Poles had the tradition of a meal on Christmas Eve that traditionally had 12 foods, representative of the 12 apostles.  The meal would include fish dishes as well as soups and boiled and stewed fruits and vegetables.  Usually before this meal came a small ceremony which followed the grace prayer.  The head of the house would take the wafer and would express a hope for the new year and perhaps give wishes to someone for good health.  This exchange was repeated again and again with those present.

The sharing of this unleavened bread with another person is sharing all that is good with life,” says Knab. “It’s a time to tell each other, ‘I love you, I care about you.’ And you do it in an open area, where everyone else can see you.”

The wafer is made of flour and water and is pressed between two flat or engraved piece of metal.  Its taste and texture is similar to the Holy Communion wafer used in churches.  It is often sold in ethnic churches but is also available on line.

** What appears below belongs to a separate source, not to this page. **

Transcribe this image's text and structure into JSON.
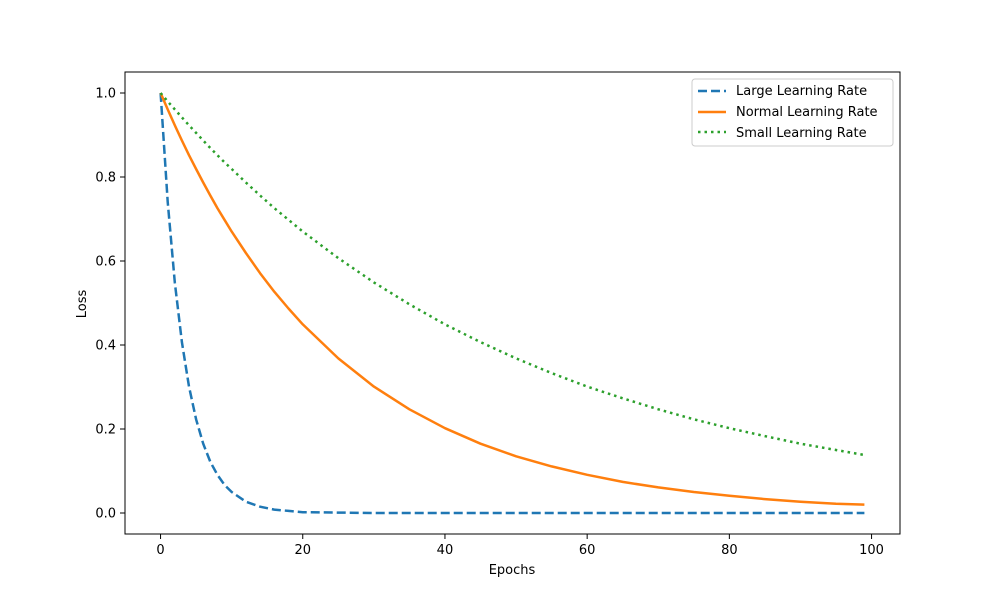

oplatek Bread in the Middle Ages was hard to come by and sharing anything to do with bread was a caring kind of exchange.  Families would often make flatbread from the leftover flour blended with water to share with those around them.  During World War II, with families scattered all over the world, people would send pieces of oplatek to remind family members that they were thinking and praying for them.

The ritual is not complicated and not tasty, but the feeling of connection is strong.  Those who have gone before us, those who struggled as we do, those who loved and cared as we do – all those people connected to one another with a tiny wafer called oplatek.